CENTENÁRIO DO NASCIMENTO DE JOÃO VILLARET – I – por Álvaro José Ferreira

Nota prévia:

Tendo entretanto surgido a oportunidade de facultar a audição de duas edições especiais do programa “Agora… Acontece!”, de Carlos Pinto Coelho, dedicadas a João Villaret, não quis deixar de a aproveitar. Além de conterem informação adicional sobre o insigne actor e recitador, por ele próprio (em entrevista a Igrejas Caeiro) e pelo seu biógrafo António Carlos Carvalho, assim como vários espécimes poéticos e poético-musicais (vide alinhamentos abaixo), as duas edições do “Agora… Acontece!” têm o mérito acrescido de servirem para evocar dois distintos entrevistadores e homens da rádio portuguesa – Francisco Igrejas Caeiro e Carlos Pinto Coelho.
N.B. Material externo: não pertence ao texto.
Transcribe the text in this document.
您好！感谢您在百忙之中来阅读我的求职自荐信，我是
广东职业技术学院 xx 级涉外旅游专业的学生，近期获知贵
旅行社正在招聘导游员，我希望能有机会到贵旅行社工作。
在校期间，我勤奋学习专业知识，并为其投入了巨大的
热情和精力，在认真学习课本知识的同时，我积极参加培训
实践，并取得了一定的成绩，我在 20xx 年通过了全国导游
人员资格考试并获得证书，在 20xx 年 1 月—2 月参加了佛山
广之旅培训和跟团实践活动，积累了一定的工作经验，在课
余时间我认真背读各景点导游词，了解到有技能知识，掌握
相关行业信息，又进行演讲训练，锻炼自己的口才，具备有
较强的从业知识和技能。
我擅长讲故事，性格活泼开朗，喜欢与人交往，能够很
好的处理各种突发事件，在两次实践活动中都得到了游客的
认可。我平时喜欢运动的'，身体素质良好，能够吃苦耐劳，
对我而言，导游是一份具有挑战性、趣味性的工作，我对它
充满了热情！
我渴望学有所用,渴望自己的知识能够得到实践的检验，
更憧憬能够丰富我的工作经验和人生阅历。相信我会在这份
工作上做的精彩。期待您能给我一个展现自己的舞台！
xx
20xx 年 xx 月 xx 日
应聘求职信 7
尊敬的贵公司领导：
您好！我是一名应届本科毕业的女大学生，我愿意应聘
Para as ouvir há que aceder à página http://nossaradio.blogspot.pt/2013/05/joao-villaret-centenario-do-nascimento.html e clicar nos respectivos “play áudio”.

É serviço público que o blogue “A Nossa Rádio” se orgulha de prestar aos seus leitores, designadamente aos que sendo ouvintes da Antena 1 se sentiram defraudados – e com inteira razão – por a sua rádio (sua porque a pagam) ter – inexplicavelmente – ficado alheada da efeméride.

10 Maio 2013 – João Villaret: centenário do nascimento

Imagem1

Filho do médico Frederico Villaret e de D. Josefina Gouveia da Silva Pereira, João Henrique Pereira Villaret nasceu em Lisboa (no n.º 69 da rua da Boavista, freguesia de São Paulo), a 10 de Maio de 1913.

A vocação artística manifestou-se nele em tenra idade, mas não sem se deparar com algumas incompreensões e contrariedades. Primeiro foi a família que não levava a sério as suas exibições baléticas privadas, embora lhes achasse graça. Depois foi Miss Price, directora do Anglo-Portuguese College (à Calçada Marquês de Abrantes), que resolveu excluí-lo, à última hora, de uma récita escolar por alegada falta de jeito para representar o papel que lhe fora atribuído. Mas o triste episódio, em vez de o derrotar, teve o condão de reforçar a confiança em si mesmo, avivando-lhe o desejo de se tornar actor. Ele tinha de provar à professora e aos colegas que troçavam dele que sabia representar, e que fora uma injustiça a sua exclusão.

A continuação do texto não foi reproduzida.